PURITANISME = ANGLO-SAXON
Après le Christianisme ou religion du Livre,
donc religion de la « raison »
 
 
Si 1789 détruisit la France et permis l’avancée des Anglo-saxons, la fin de la France arriva avec la première guerre mondiale comme l’écrit Hyacinthe Dubreuil dans : J’ai fini ma journée :
« l’année 1914 a marqué la destruction brusque de vestiges de survivances d’un lointain passé pour entrer, après tant de ruines matérielles et morales [comme en 1789], dans une difficile période de reconstruction, qui ne pourra certainement être achevée qu’après de nombreuses générations. Car si les ruines matérielles peuvent être réparées dans un temps relativement court, celles qui sont d’ordre intellectuel et moral seront beaucoup plus longues à reconstituer.
Il n’est pas meilleur moyen de faire comprendre le caractère de la véritable révolution qui a commencé du fait de ces destructions que de rappeler que la France a perdu, pendant ses quatre années de guerre, un million et demi de morts... et de constater que, du fait des conditions de recrutement militaire, qui écartent les déficients, ces morts constituaient la plus grande partie de ce qu’on peut appeler la richesse humaine d’une nation. Avec eux ont été ensevelies des qualités séculaires, des traditions précieuses et ce qu’on peut définir comme une grande partie du génie de notre nation. Sur le simple plan de travail, qui au fond intéresse tout le monde, car tout le monde a besoin d’objet bien faits, et répondant exactement à ce qu’on leur demande, n’entendons pas constamment des plaintes sur la disparition de la « conscience professionnelle » ? Or cette valeur sociale précieuse existait au plus haut degré avant la grande catastrophe [guerre de 1914], sans que d’ailleurs on y prêtes attention, tant cela paraissait naturel.

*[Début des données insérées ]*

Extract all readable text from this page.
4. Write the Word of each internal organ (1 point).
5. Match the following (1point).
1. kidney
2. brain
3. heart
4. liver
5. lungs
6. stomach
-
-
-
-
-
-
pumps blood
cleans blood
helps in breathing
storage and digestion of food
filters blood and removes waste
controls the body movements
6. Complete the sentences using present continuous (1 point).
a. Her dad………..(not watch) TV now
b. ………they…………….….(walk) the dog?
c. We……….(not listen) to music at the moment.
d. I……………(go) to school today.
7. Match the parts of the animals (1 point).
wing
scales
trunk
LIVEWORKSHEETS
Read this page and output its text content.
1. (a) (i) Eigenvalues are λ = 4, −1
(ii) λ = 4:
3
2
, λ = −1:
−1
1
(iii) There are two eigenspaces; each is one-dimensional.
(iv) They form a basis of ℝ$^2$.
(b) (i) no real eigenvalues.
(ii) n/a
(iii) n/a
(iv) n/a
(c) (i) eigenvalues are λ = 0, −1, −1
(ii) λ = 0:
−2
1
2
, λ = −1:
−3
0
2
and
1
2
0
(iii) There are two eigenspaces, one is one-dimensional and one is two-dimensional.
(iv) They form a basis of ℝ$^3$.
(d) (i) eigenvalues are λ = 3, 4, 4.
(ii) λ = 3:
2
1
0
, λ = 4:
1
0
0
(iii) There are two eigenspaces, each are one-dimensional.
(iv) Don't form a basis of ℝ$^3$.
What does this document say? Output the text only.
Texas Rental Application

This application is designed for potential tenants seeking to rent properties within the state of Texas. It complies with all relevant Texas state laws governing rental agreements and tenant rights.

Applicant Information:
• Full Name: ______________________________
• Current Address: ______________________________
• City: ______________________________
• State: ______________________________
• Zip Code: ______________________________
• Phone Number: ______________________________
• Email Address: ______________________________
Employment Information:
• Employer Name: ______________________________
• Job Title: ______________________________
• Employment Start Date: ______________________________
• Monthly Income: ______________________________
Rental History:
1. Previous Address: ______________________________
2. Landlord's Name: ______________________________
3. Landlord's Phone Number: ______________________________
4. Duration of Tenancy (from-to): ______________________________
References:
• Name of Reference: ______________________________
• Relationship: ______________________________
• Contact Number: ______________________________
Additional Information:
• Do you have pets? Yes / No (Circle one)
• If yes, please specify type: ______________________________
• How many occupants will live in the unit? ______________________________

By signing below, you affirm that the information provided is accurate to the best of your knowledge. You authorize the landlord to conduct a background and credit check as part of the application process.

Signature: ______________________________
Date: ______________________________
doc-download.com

Comme la personne en bonne santé qui ne pense pas qu’elle pourrait être malade...
Ces valeurs humaines étaient comme l’héritage des siècles. Les ruines matérielles, les cinq cent mille maisons détruites, n’étaient rien en comparaison de ce capitale irremplaçable, ou tout au moins irremplaçable pour longtemps, car il faudra des générations pour en retrouver l’équivalence.... Le véritable changement résulte de ces pertes humaines, qui ont entraîné une transformation considérable dans l’esprit de la population. L’ancienne gaieté a disparu, pour faire place à un mécontentement permanent [cette maladie de l’égalité franc-maçonnique], même si, en fait, la situation des gens ne le justifie pas absolument. Il en est qui n’ont réellement pas à se plaindre des conditions de leur existence, mais sont quand même mécontents et grincheux ».
 
La France bien plus que sous la domination sioniste depuis 1945 est sous domination du puritanisme yankee depuis 1871, en un « républicanisme rapporté d’Amérique par les cadets de familles qui avaient servi sous les ordres du marquis de La Fayette, c’était du washingtonisme pur, c’est-à-dire un mélange à parties égales de chevalerie française et de puritanisme yankee sans rien qui rappelât le soudard de l’empire », écrit Grasset d’Orcet dans : Chroniques et récits d’Auvergne (la Cadenette).

Dans le même récit Grasset annonce les guerres permanentes et l’esclavage : « La Révolution nous a légué des générations qui ne sont bonnes que pour la servitude. Ah ! comme ces prétendus régénérateurs de l’humanité gaspillaient le plus précieux de notre sang ! Nous croyions fonder une république et nous ne voyions pas qu’une nation décapitée de tout ce qui dépasse le vulgaire [mythe de l’égalité et mondialisme] n’est plus qu’une vile multitude vouée pour des siècles, peut-être, au régime du sabre ».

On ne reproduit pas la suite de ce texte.